Question

A solid cylinder and a hollow cylinder, each of mass \( M \) and radius \( R \), are rotating with the same angular velocity \( \omega \). What is the ratio of their rotational kinetic energies \( \left( \frac{K_{\text{hollow}}}{K_{\text{solid}}} \right) \)?

• A. 1
• B. 2
• C. 3
• D. 3/2

Hint:

For rotating bodies, the moment of inertia depends on their mass distribution. The solid cylinder has less moment of inertia than the hollow cylinder, hence its rotational kinetic energy is half of the hollow cylinder's.

Answer 1

The Correct Option is B

Rotational kinetic energy \( K \) is defined as \( K = \frac{1}{2} I \omega^2 \), where \( I \) denotes the moment of inertia and \( \omega \) represents the angular velocity. Moment of inertia for a solid cylinder: The moment of inertia \( I_{\text{solid}} \) for a solid cylinder is given by \( I_{\text{solid}} = \frac{1}{2} M R^2 \).
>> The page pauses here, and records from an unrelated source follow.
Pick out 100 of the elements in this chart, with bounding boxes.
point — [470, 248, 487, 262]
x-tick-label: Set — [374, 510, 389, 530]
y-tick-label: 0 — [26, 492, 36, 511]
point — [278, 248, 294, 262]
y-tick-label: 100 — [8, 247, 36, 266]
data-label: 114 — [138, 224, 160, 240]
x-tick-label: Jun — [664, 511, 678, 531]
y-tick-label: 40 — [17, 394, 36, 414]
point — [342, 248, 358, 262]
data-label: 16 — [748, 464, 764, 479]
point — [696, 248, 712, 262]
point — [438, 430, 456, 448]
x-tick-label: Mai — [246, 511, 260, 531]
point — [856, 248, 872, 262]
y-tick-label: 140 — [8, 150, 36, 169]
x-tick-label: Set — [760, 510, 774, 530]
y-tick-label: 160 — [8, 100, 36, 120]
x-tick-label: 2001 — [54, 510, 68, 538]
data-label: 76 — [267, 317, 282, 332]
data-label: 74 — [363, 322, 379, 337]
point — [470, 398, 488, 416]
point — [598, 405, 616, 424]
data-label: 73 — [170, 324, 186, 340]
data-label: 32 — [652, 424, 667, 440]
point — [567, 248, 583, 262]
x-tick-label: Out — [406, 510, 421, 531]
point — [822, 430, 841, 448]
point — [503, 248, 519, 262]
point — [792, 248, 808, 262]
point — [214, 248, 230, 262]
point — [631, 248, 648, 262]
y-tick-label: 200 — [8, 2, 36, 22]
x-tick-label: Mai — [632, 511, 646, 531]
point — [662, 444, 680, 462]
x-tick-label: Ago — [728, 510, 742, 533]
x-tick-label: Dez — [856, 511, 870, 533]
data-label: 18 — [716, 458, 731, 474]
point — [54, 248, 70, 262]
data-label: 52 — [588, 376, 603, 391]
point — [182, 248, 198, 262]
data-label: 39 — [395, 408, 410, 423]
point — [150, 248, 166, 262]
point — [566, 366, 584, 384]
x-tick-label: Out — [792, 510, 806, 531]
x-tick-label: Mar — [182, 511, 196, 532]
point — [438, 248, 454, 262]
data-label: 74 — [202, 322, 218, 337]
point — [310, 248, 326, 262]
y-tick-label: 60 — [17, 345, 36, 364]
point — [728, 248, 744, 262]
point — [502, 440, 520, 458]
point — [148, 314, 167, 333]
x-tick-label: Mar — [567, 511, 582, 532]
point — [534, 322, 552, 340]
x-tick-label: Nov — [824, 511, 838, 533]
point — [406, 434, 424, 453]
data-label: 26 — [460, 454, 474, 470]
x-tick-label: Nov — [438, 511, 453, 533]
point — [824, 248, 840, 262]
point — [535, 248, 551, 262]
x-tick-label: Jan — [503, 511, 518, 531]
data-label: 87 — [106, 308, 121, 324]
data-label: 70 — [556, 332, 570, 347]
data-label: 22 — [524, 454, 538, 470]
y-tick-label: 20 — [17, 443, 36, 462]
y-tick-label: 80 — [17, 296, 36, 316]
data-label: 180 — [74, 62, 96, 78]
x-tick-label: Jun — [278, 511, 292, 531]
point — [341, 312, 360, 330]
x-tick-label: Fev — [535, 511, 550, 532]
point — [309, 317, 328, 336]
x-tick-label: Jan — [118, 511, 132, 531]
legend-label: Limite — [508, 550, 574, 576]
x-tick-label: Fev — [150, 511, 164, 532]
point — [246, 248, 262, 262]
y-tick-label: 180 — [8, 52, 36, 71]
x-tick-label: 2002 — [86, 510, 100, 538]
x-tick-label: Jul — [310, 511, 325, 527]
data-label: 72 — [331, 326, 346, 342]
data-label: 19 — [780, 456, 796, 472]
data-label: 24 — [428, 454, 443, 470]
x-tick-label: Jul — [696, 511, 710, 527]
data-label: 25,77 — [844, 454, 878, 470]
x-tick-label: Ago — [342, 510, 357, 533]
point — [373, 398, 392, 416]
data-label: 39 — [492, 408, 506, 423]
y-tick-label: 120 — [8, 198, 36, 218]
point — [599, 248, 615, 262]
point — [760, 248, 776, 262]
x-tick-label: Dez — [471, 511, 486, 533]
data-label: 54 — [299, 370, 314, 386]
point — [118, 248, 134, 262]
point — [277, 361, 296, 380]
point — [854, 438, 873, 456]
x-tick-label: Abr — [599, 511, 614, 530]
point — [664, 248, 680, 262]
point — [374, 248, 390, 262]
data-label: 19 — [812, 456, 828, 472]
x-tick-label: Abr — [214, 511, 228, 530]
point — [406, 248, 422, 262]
Moment of inertia for a hollow cylinder: The moment of inertia \( I_{\text{hollow}} \) for a hollow cylinder is given by \( I_{\text{hollow}} = M R^2 \). The corresponding rotational kinetic energies are: \( K_{\text{solid}} = \frac{1}{2} \times \frac{1}{2} M R^2 \omega^2 = \frac{1}{4} M R^2 \omega^2 \) \( K_{\text{hollow}} = \frac{1}{2} M R^2 \omega^2 \) The ratio of their rotational kinetic energies is calculated as: \( \frac{K_{\text{hollow}}}{K_{\text{solid}}} = \frac{\frac{1}{2} M R^2 \omega^2}{\frac{1}{4} M R^2 \omega^2} = 2 \) Therefore, the ratio of their rotational kinetic energies is 2.